Sutton asserts that the City's rationale is pretextual because the City had a history of discrimination against African American officers. (D.I. 48 at 16.) The record does not support that assertion. Sutton testified that he was not aware of any policies, procedures, or customs of race discrimination in the City. (A21.) Two of the four officers that were moved up to the K9 Unit in the relevant years were African American: Dorsey in 2009, and Brown in 2010. (D.I. 40, A14; A202-35.) Importantly, Sutton himself served as a member of the K9 Unit for nine years, and was relieved only when he voluntarily transferred to his current position. (D.I. 4, ¶ 2.)
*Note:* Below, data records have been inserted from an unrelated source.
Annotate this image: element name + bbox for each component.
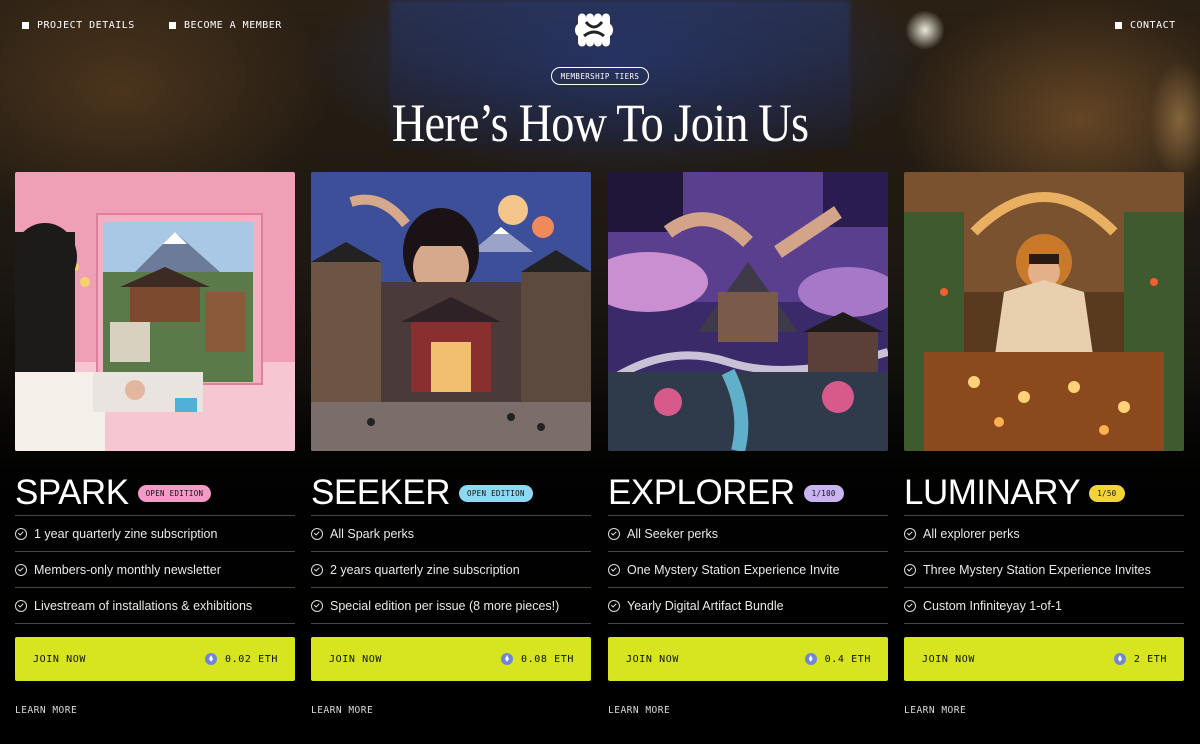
check-circle-icon	[904, 563, 916, 576]
join-label: JOIN NOW	[626, 653, 679, 665]
perk-item: Three Mystery Station Experience Invites	[904, 552, 1184, 588]
perk-text: All explorer perks	[923, 526, 1020, 541]
price: 0.4 ETH	[804, 653, 871, 665]
price-text: 0.4 ETH	[824, 653, 871, 665]
price-text: 0.02 ETH	[225, 653, 278, 665]
square-bullet-icon	[22, 22, 29, 29]
perk-item: One Mystery Station Experience Invite	[608, 552, 888, 588]
edition-badge: 1/100	[803, 484, 844, 502]
perk-text: All Seeker perks	[627, 526, 719, 541]
check-circle-icon	[608, 599, 620, 612]
join-now-button[interactable]: JOIN NOW 0.02 ETH	[15, 637, 295, 681]
perk-text: One Mystery Station Experience Invite	[627, 562, 840, 577]
learn-more-link[interactable]: LEARN MORE	[904, 705, 1184, 716]
join-now-button[interactable]: JOIN NOW 0.08 ETH	[311, 637, 591, 681]
price-text: 0.08 ETH	[521, 653, 574, 665]
tier-artwork	[904, 172, 1184, 451]
tier-artwork	[311, 172, 591, 451]
check-circle-icon	[608, 563, 620, 576]
tier-card-spark: SPARK OPEN EDITION 1 year quarterly zine…	[15, 172, 295, 716]
perk-item: Special edition per issue (8 more pieces…	[311, 588, 591, 624]
ethereum-icon	[501, 653, 514, 665]
check-circle-icon	[15, 563, 27, 576]
perk-text: Yearly Digital Artifact Bundle	[627, 598, 784, 613]
perk-item: All explorer perks	[904, 516, 1184, 552]
perk-list: All Seeker perks One Mystery Station Exp…	[608, 515, 888, 624]
join-label: JOIN NOW	[329, 653, 382, 665]
perk-list: 1 year quarterly zine subscription Membe…	[15, 515, 295, 624]
brand-logo-icon[interactable]	[574, 10, 616, 50]
nav-label: CONTACT	[1130, 20, 1176, 31]
tier-name: SEEKER	[311, 473, 451, 512]
ethereum-icon	[205, 653, 218, 665]
learn-more-link[interactable]: LEARN MORE	[15, 705, 295, 716]
perk-list: All explorer perks Three Mystery Station…	[904, 515, 1184, 624]
check-circle-icon	[15, 527, 27, 540]
learn-more-link[interactable]: LEARN MORE	[608, 705, 888, 716]
square-bullet-icon	[169, 22, 176, 29]
join-label: JOIN NOW	[922, 653, 975, 665]
nav-project-details[interactable]: PROJECT DETAILS	[22, 20, 135, 31]
perk-list: All Spark perks 2 years quarterly zine s…	[311, 515, 591, 624]
perk-text: 2 years quarterly zine subscription	[330, 562, 520, 577]
price-text: 2 ETH	[1133, 653, 1167, 665]
tier-card-explorer: EXPLORER 1/100 All Seeker perks One Myst…	[608, 172, 888, 716]
perk-text: Three Mystery Station Experience Invites	[923, 562, 1151, 577]
tier-name: LUMINARY	[904, 473, 1081, 512]
perk-text: All Spark perks	[330, 526, 415, 541]
nav-contact[interactable]: CONTACT	[1115, 20, 1176, 31]
tier-artwork	[15, 172, 295, 451]
perk-item: Yearly Digital Artifact Bundle	[608, 588, 888, 624]
page-title: Here’s How To Join Us	[391, 93, 809, 153]
ethereum-icon	[1113, 653, 1126, 665]
tier-name: EXPLORER	[608, 473, 795, 512]
check-circle-icon	[311, 527, 323, 540]
square-bullet-icon	[1115, 22, 1122, 29]
nav-label: BECOME A MEMBER	[184, 20, 282, 31]
check-circle-icon	[15, 599, 27, 612]
perk-text: Members-only monthly newsletter	[34, 562, 221, 577]
join-now-button[interactable]: JOIN NOW 2 ETH	[904, 637, 1184, 681]
check-circle-icon	[311, 599, 323, 612]
perk-text: Livestream of installations & exhibition…	[34, 598, 253, 613]
nav-become-member[interactable]: BECOME A MEMBER	[169, 20, 282, 31]
perk-text: 1 year quarterly zine subscription	[34, 526, 218, 541]
price: 2 ETH	[1113, 653, 1167, 665]
check-circle-icon	[904, 527, 916, 540]
ethereum-icon	[804, 653, 817, 665]
background-lamp	[1150, 60, 1200, 180]
nav-label: PROJECT DETAILS	[37, 20, 135, 31]
tier-card-luminary: LUMINARY 1/50 All explorer perks Three M…	[904, 172, 1184, 716]
perk-item: Livestream of installations & exhibition…	[15, 588, 295, 624]
perk-item: Members-only monthly newsletter	[15, 552, 295, 588]
perk-item: 1 year quarterly zine subscription	[15, 516, 295, 552]
perk-item: All Spark perks	[311, 516, 591, 552]
check-circle-icon	[904, 599, 916, 612]
background-lamp	[905, 10, 945, 50]
edition-badge: 1/50	[1089, 484, 1125, 502]
tier-name: SPARK	[15, 473, 129, 512]
tier-artwork	[608, 172, 888, 451]
perk-item: 2 years quarterly zine subscription	[311, 552, 591, 588]
perk-text: Custom Infiniteyay 1-of-1	[923, 598, 1062, 613]
membership-tiers-pill: MEMBERSHIP TIERS	[551, 67, 649, 85]
price: 0.08 ETH	[501, 653, 574, 665]
join-now-button[interactable]: JOIN NOW 0.4 ETH	[608, 637, 888, 681]
edition-badge: OPEN EDITION	[137, 484, 212, 502]
perk-item: All Seeker perks	[608, 516, 888, 552]
check-circle-icon	[608, 527, 620, 540]
edition-badge: OPEN EDITION	[459, 484, 533, 502]
learn-more-link[interactable]: LEARN MORE	[311, 705, 591, 716]
join-label: JOIN NOW	[33, 653, 86, 665]
check-circle-icon	[311, 563, 323, 576]
perk-item: Custom Infiniteyay 1-of-1	[904, 588, 1184, 624]
perk-text: Special edition per issue (8 more pieces…	[330, 598, 560, 613]
price: 0.02 ETH	[205, 653, 278, 665]
tier-card-seeker: SEEKER OPEN EDITION All Spark perks 2 ye…	[311, 172, 591, 716]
Sutton also claimed that Dwayne Cottingham ("Cottingham"), Anthony Bowers ("Bowers"), and Dorsey each applied for transfers, but were not chosen because of their race. (A22 at 114.) Cottingham did apply in 2008 to be a School Resource Officer ("SRO"), but the department chose Daniel Martinez ("Martinez") instead. (D.I. 41, ¶ 10.) Martinez is also a minority male. (Id.) A reassignment from turnkey to SRO would also be a lateral transfer rather than a promotion. (Id.) Similarly, Bowers was transferred to the Federal Marshall's Office, and then transferred again to the Special Operations Division and is currently an SRO. (Id., ¶ 9.) As discussed previously, Dorsey applied and was chosen for the K9 Unit in 2009. (Id., ¶ 8.)
Sutton also failed to satisfy the burden to prove the City's rationale was pretextual as to his age discrimination claim. Sutton alleges that Henry's telling him she "did not see him staying ambitious on the street for the next five years" signaled discrimination about his age. (D.I. 4, ¶ 11.) Sutton also points to a comment on the K9 Selection Process document that points out that his age may be a "liability." (A202.) However, the City asserts that these comments were mainly in reference to Sutton's failure to properly train the dogs in his previous years as a K9 Handler. (D.I. 40 at 17.) Indeed, comments on other K9 Selection Process dpcuments are wary of Sutton's history in the unit. (Id., A102-03.) One document questions Sutton's ability to meet the physical demands of the job, discusses Sutton's previous K9 Handler shortcomings that "will not have changed," and concludes that Sutton's likely inability to coax a dog.'s "play and prey drive" would be unfair to a K9 partner. (Id.)
Sutton also asserts that Witte's comment to Sutton about his age after the 2009 interview reflected the panel's decision to not hire Sutton due to his age. (A17, A159-61.) However, comments by individuals outside of the decision-making chain are stray remarks which, standing alone, are inadequate to support an inference of discrimination. See Walden v. Georgia-Pacific Corp., 126 F.3d 506, 521 (3d Cir. 1997). Witte was not a decision maker concerning the selection of the K9 Handler, and concedes that his comment was based on his personal opinion. (A13, A161.) Sutton pointed to no evidence in the record to establish the City's rationale was pretextual.
For the foregoing reasons, the court grants the City's motion for summary judgment. (D.I. 39.)